I'm trying to calculate using the disk/washer method and the shell method of the volume of revolution bounded by the lines y = 0, y = x, and the circle x^2+y^2 = 1 . Rotated about the x-axis.
For the Disk/Washer method, I set it up as V= pi * integral from 0 to 1 * x^2 dx = pi/3
Confused on how to set it up with the Cylindrical Shell method to get the same Volume.
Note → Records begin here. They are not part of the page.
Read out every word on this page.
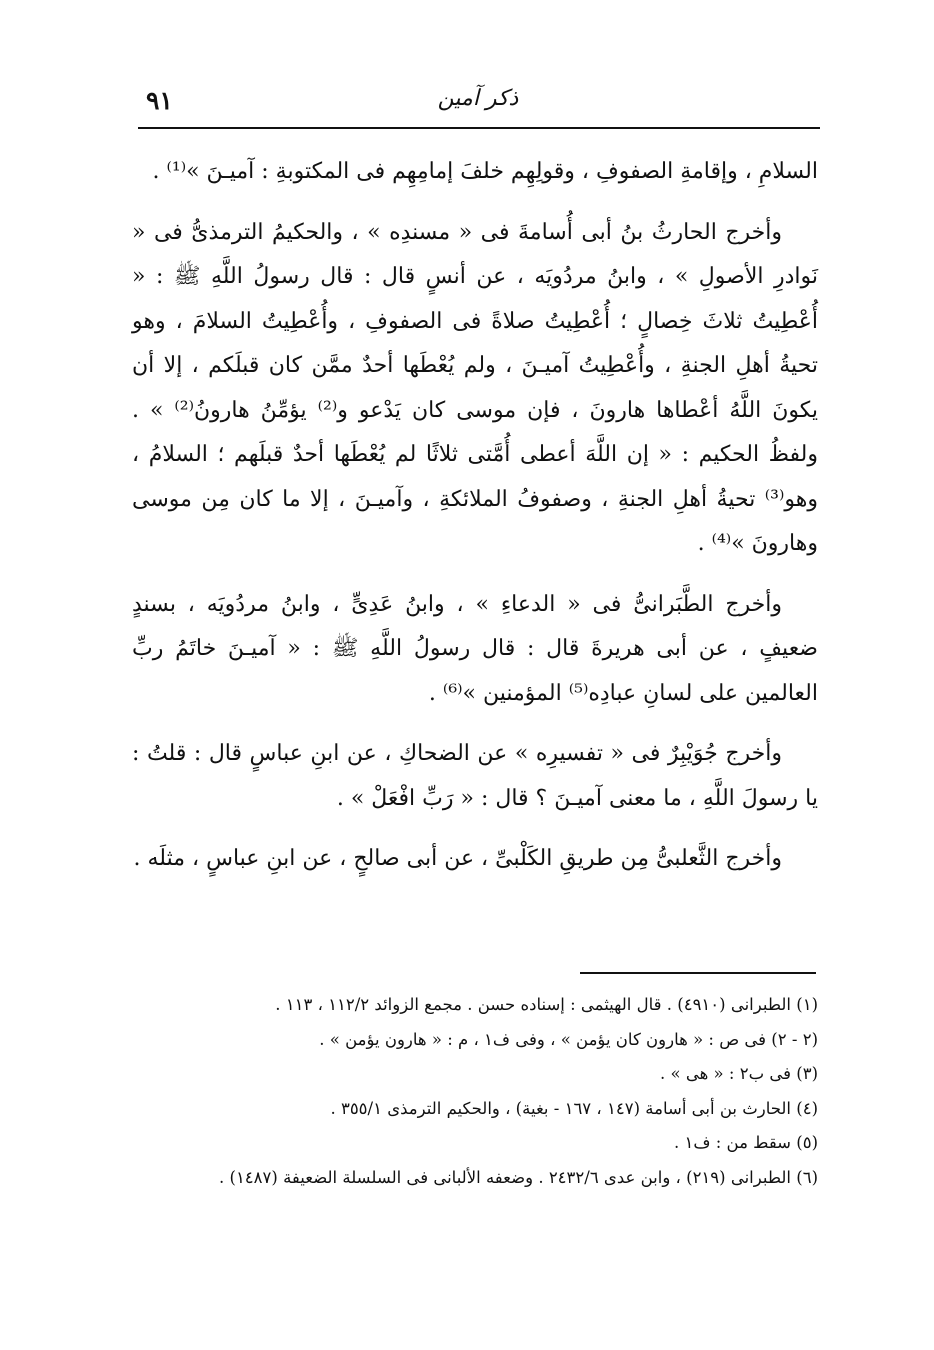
٩١	ذكر آمين

السلامِ ، وإقامةِ الصفوفِ ، وقولِهِم خلفَ إمامِهِم فى المكتوبةِ : آميـنَ »⁽¹⁾ .

وأخرج الحارثُ بنُ أبى أُسامةَ فى « مسندِه » ، والحكيمُ الترمذىُّ فى « نَوادرِ الأصولِ » ، وابنُ مردُويَه ، عن أنسٍ قال : قال رسولُ اللَّهِ ﷺ : « أُعْطِيتُ ثلاثَ خِصالٍ ؛ أُعْطِيتُ صلاةً فى الصفوفِ ، وأُعْطِيتُ السلامَ ، وهو تحيةُ أهلِ الجنةِ ، وأُعْطِيتُ آميـنَ ، ولم يُعْطَها أحدٌ ممَّن كان قبلَكم ، إلا أن يكونَ اللَّهُ أعْطاها هارونَ ، فإن موسى كان يَدْعو و⁽²⁾ يؤمِّنُ هارونُ⁽²⁾ » . ولفظُ الحكيم : « إن اللَّهَ أعطى أُمَّتى ثلاثًا لم يُعْطَها أحدٌ قبلَهم ؛ السلامُ ، وهو⁽³⁾ تحيةُ أهلِ الجنةِ ، وصفوفُ الملائكةِ ، وآميـنَ ، إلا ما كان مِن موسى وهارونَ »⁽⁴⁾ .

وأخرج الطَّبَرانىُّ فى « الدعاءِ » ، وابنُ عَدِىٍّ ، وابنُ مردُويَه ، بسندٍ ضعيفٍ ، عن أبى هريرةَ قال : قال رسولُ اللَّهِ ﷺ : « آميـنَ خاتَمُ ربِّ العالمين على لسانِ عبادِه⁽⁵⁾ المؤمنين »⁽⁶⁾ .

وأخرج جُوَيْبِرٌ فى « تفسيرِه » عن الضحاكِ ، عن ابنِ عباسٍ قال : قلتُ : يا رسولَ اللَّهِ ، ما معنى آميـنَ ؟ قال : « رَبِّ افْعَلْ » .

وأخرج الثَّعلبىُّ مِن طريقِ الكَلْبىِّ ، عن أبى صالحٍ ، عن ابنِ عباسٍ ، مثلَه .

(١) الطبرانى (٤٩١٠) . قال الهيثمى : إسناده حسن . مجمع الزوائد ١١٢/٢ ، ١١٣ .
(٢ - ٢) فى ص : « هارون كان يؤمن » ، وفى ف١ ، م : « هارون يؤمن » .
(٣) فى ب٢ : « هى » .
(٤) الحارث بن أبى أسامة (١٤٧ ، ١٦٧ - بغية) ، والحكيم الترمذى ٣٥٥/١ .
(٥) سقط من : ف١ .
(٦) الطبرانى (٢١٩) ، وابن عدى ٢٤٣٢/٦ . وضعفه الألبانى فى السلسلة الضعيفة (١٤٨٧) .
In the disk method, the radius function $r(x)$ is $x$ is $0 \le x \le \frac{1}{\sqrt{2}}$ and is $\sqrt{1 - x^2}$ if $\frac{1}{\sqrt{2}} \le x \le 1$. So via the disk method, $$V = \pi \int_0^1 r(x)^2\, dx = \pi \int_0^{1/\sqrt{2}} x^2\, dx + \pi \int_{1/\sqrt{2}}^1 (1 - x^2)\, dx$$ To apply the shell method, take cross-sections parallel to the axis of revolution (in this case, the $x$-axis). They would be horizontal strips; if a strip is a distance $y$ above the $x$-axis, its length is $\sqrt{1 - y^2} - y$. By the shell method the volume integral is then
$$V = 2\pi \int_0^1 y\left(\sqrt{1-y^2} - y\right)\, dy$$